İlk insanlar, deniz hayvanlarının kabuklarını kaşık yerine kullanmayı öğrendiler. Eski Yunanlılar da yumurta yemek için tahtadan kaşık yaptılar. 17. yüzyıla gelinceye değin, yemek pişirirken tencere ve kazanları karıştırmak için kullanılan kaşık, o dönemden sonra bıçak ve çatal ile birleşerek, yemek masalarındaki yerini aldı.
Kaşık, sofrada yemek yemede kullanılan bir mutfak eşyasıdır. Yarım küremsi şekliyle, temel olarak sulu yemekleri ağıza götürmekte kullanılır.
Salata, kızarmış patates, gibi büyükce parçalardan oluşan susuz yemeklerin tabağa servisi için kaşıklardan biri baş, yüzük, ve isaret parmağıyla, biri de yüzük parmağının sırtı, küçük, ve orta parmaklarla tutulur. Yüzük parmağı menteşe ekseni gibi kulanılır, kaşıkların geniş tarafları parmak hareketleriyle (en çok baş ve orta parmak) yaklaştırılıp uzaklaştırılarak yemek gerektiğinde tutulur gerektiğinde bırakılır.
Bazı büyük kaşıkların uçları sivri değil yassı ve kalın olur sapa dik bir çizgi oluşturur. Bunlar tavanın yassı dibine fazlaca ısınıp yapışan yemeklerin kazınarak yanmasının önlenmesi işine çok uygundur. Yassı olan uç ağzı ince yapılanlar ise yassı tencere dibinden az kalmış sıvı yemeklerin servisi için uygundur. Bazı ucu yassı kaşıkların uç çizgisi sapa dik olmaz; bunlar tencere iç duvarlarının kazınmasında işe yarar.

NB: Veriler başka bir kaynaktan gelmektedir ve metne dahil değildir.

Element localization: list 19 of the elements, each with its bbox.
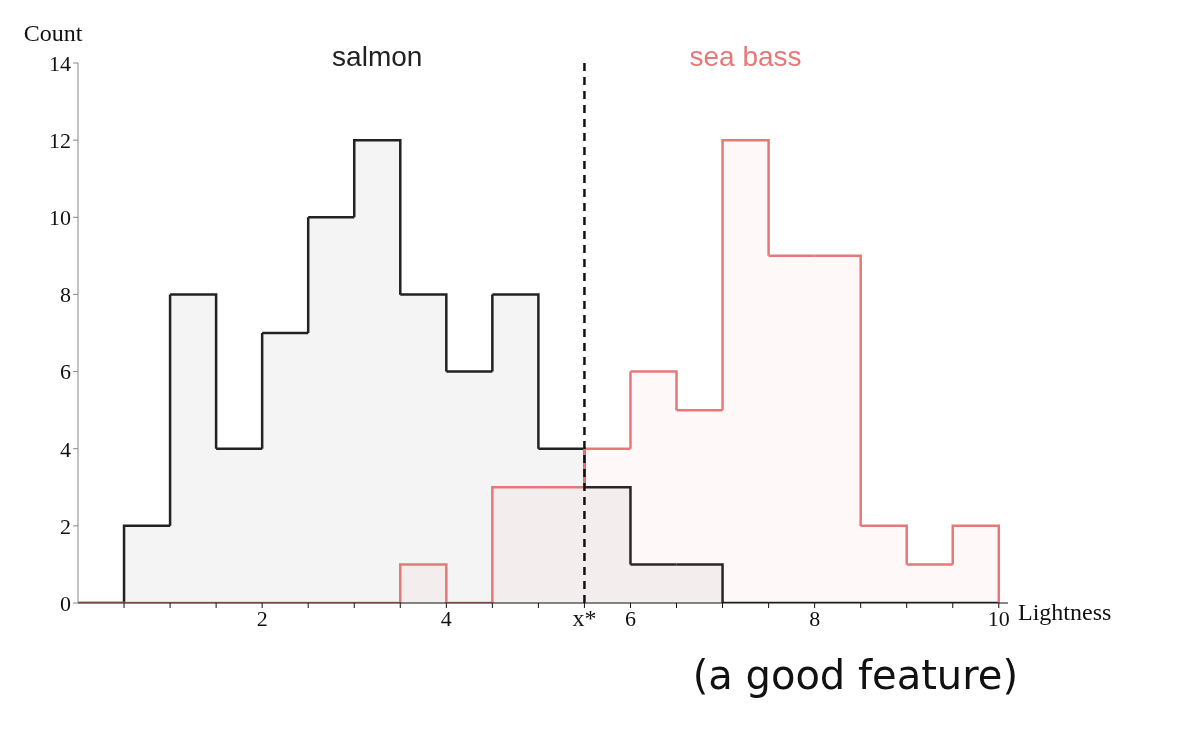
text: sea bass <box>688 41 803 73</box>
y-tick-label: 10 <box>49 205 71 231</box>
y-axis-title: Count <box>23 20 83 46</box>
y-tick-label: 8 <box>60 282 71 308</box>
y-tick-label: 2 <box>60 513 71 539</box>
y-tick-label: 14 <box>49 50 71 76</box>
x-tick-label: 10 <box>987 605 1010 631</box>
ref-line-label: x* <box>572 605 597 632</box>
x-tick-label: 6 <box>624 605 636 631</box>
y-tick-label: 12 <box>49 127 71 153</box>
x-tick-label: 2 <box>256 605 268 631</box>
text: salmon <box>331 41 424 73</box>
x-axis-title: Lightness <box>1018 599 1112 626</box>
y-tick-label: 4 <box>60 436 71 462</box>
x-tick-label: 8 <box>809 605 821 631</box>
x-tick-label: 4 <box>440 605 452 631</box>
text: (a good feature) <box>691 652 1019 698</box>
y-tick-label: 0 <box>60 590 71 616</box>
y-tick-label: 6 <box>60 359 71 385</box>
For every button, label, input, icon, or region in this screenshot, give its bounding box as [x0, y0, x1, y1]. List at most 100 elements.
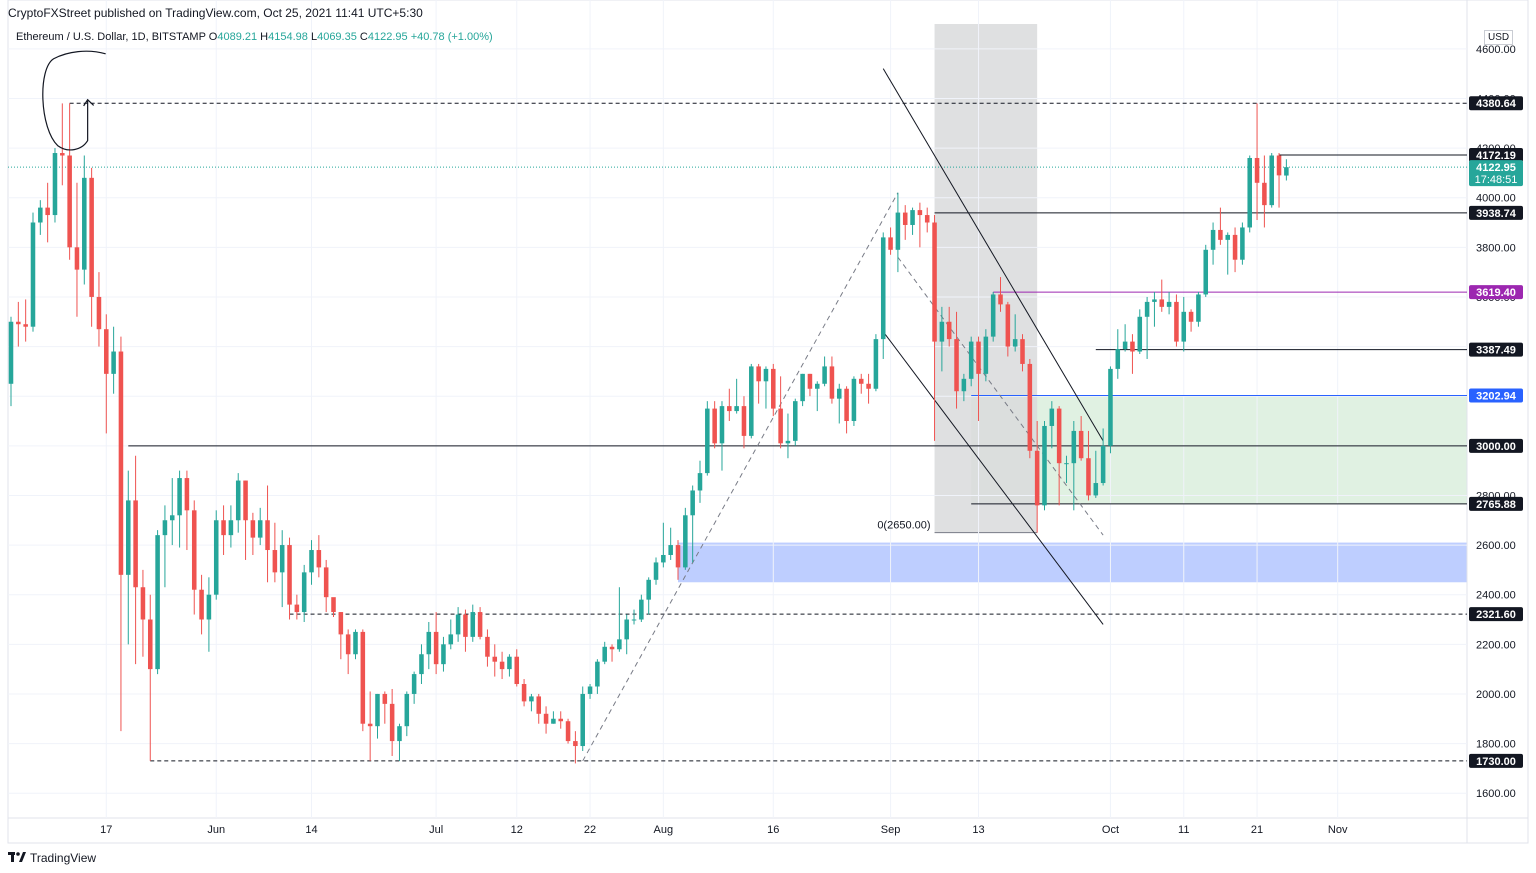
candle-body	[1012, 339, 1018, 347]
candle-body	[998, 294, 1003, 305]
price-tag-3619.40: 3619.40	[1476, 287, 1516, 299]
candle-body	[558, 718, 564, 722]
symbol-name[interactable]: Ethereum / U.S. Dollar, 1D, BITSTAMP	[16, 31, 206, 43]
candle-body	[426, 631, 432, 655]
trendline-0	[882, 68, 1104, 442]
price-tag-bg	[1469, 285, 1523, 300]
candle-body	[932, 222, 937, 342]
candle-body	[1100, 445, 1106, 484]
candle-body	[529, 696, 534, 702]
price-tag-bg	[1469, 96, 1523, 111]
candle-body	[140, 587, 146, 620]
candle-body	[595, 661, 600, 687]
candle-body	[683, 515, 688, 568]
candle-body	[690, 490, 695, 516]
candle-body	[1247, 157, 1252, 228]
footer-brand-name: TradingView	[30, 851, 97, 865]
currency-button[interactable]: USD	[1484, 30, 1514, 45]
candle-body	[382, 693, 388, 704]
price-tag-4122.95: 4122.95	[1476, 162, 1516, 174]
candle-body	[712, 408, 717, 444]
candle-body	[1042, 425, 1047, 506]
candle-body	[191, 510, 197, 590]
candle-body	[551, 718, 556, 724]
time-window	[934, 24, 1038, 533]
x-tick-label: 16	[767, 824, 779, 836]
candle-body	[1276, 155, 1282, 176]
candle-body	[1203, 249, 1209, 295]
close-label: C	[359, 31, 368, 43]
annotations-layer: 0(2650.00)	[42, 50, 931, 532]
candle-body	[719, 406, 725, 444]
x-tick-label: 12	[511, 824, 523, 836]
candle-body	[917, 210, 923, 216]
candle-body	[771, 368, 776, 409]
candle-body	[800, 373, 805, 402]
price-tag-bg	[1469, 496, 1523, 511]
symbol-legend: Ethereum / U.S. Dollar, 1D, BITSTAMP O40…	[16, 31, 493, 43]
candle-body	[646, 579, 651, 600]
price-tag-2321.60: 2321.60	[1476, 609, 1516, 621]
candle-body	[433, 631, 439, 665]
candle-body	[89, 177, 94, 297]
candle-body	[1269, 155, 1274, 206]
time-axis[interactable]: 17 Jun 14 Jul 12 22 Aug 16 Sep 13 Oct 11 21 Nov	[100, 824, 1348, 836]
trendline-3	[897, 256, 1104, 536]
x-tick-label: Nov	[1328, 824, 1348, 836]
candle-body	[727, 406, 732, 412]
x-tick-label: 21	[1251, 824, 1263, 836]
publish-line: CryptoFXStreet published on TradingView.…	[8, 6, 423, 20]
price-tag-bg	[1469, 607, 1523, 622]
candle-body	[514, 656, 520, 685]
candle-body	[126, 500, 131, 575]
x-tick-label: Jun	[207, 824, 225, 836]
y-tick-label: 1600.00	[1476, 788, 1516, 800]
candle-body	[367, 723, 373, 727]
candle-body	[895, 212, 901, 250]
candle-body	[822, 366, 827, 384]
candle-body	[228, 520, 234, 536]
candle-body	[631, 619, 637, 621]
candle-body	[565, 721, 571, 742]
candle-body	[976, 341, 981, 374]
candle-body	[1056, 408, 1062, 464]
candle-body	[668, 545, 673, 555]
candle-body	[1144, 301, 1150, 317]
y-tick-label: 2400.00	[1476, 590, 1516, 602]
y-tick-label: 3800.00	[1476, 242, 1516, 254]
candle-body	[323, 567, 329, 598]
candle-body	[1284, 167, 1289, 176]
price-tag-4172.19: 4172.19	[1476, 150, 1516, 162]
candle-body	[880, 237, 886, 340]
candle-body	[279, 545, 285, 573]
candle-body	[521, 684, 527, 702]
candle-body	[1218, 229, 1223, 240]
tradingview-logo-icon	[8, 851, 26, 865]
candle-body	[1086, 458, 1091, 496]
candle-body	[946, 321, 952, 340]
candle-body	[1159, 299, 1165, 307]
candle-body	[287, 545, 292, 605]
candle-body	[924, 215, 930, 223]
candle-body	[16, 321, 21, 325]
candle-body	[1093, 483, 1099, 496]
trendlines-layer	[582, 68, 1104, 762]
hand-drawn-arrow	[42, 50, 106, 151]
candle-body	[961, 378, 967, 392]
price-tag-3202.94: 3202.94	[1476, 390, 1517, 402]
candle-body	[23, 324, 28, 327]
candle-body	[1232, 234, 1238, 260]
close-value: 4122.95	[367, 31, 408, 43]
candle-body	[147, 619, 153, 670]
candle-body	[1071, 430, 1077, 464]
candle-body	[543, 713, 549, 724]
candle-body	[873, 339, 879, 389]
price-tag-3000.00: 3000.00	[1476, 441, 1516, 453]
price-tag-bg	[1469, 205, 1523, 220]
footer-brand[interactable]: TradingView	[8, 851, 96, 865]
candle-body	[118, 351, 124, 575]
candle-body	[375, 693, 380, 727]
candle-body	[294, 604, 300, 613]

Adam boyu kaşıklar büyük kazanlarda düğün yemeği pişirirken faydalıdır. Orta boy kazan ve tencerelere uygun olan değişik boylarda kaşıklar ve kepçeler kullanılır.
Delikli kaşıklar pişirme sırasında sıvılaşamayan ya da eriyemeyen parçaların, veya yüzeyde biriken köpüklerin tencereden çikartılmasında işe yarar. Bazı delikli kaşıklar ve kepçeler suda pişirilip bir sonraki pişirme işlemine geçecek su böreği yufkası, makarna gibi yemekleri suyundan ayırırken, ve bazen salata servisinde işe yarar.
Kaşık, ayrıca halk müziğinde ve halk danslarında kullanılan müzik aletidir. Türkiye, Bulgaristan, Rusya ve Amerika’da halk müziği ve danslarında kullanılır. Türkiye’de şimşir ağacından yapılanlar tercih edilir.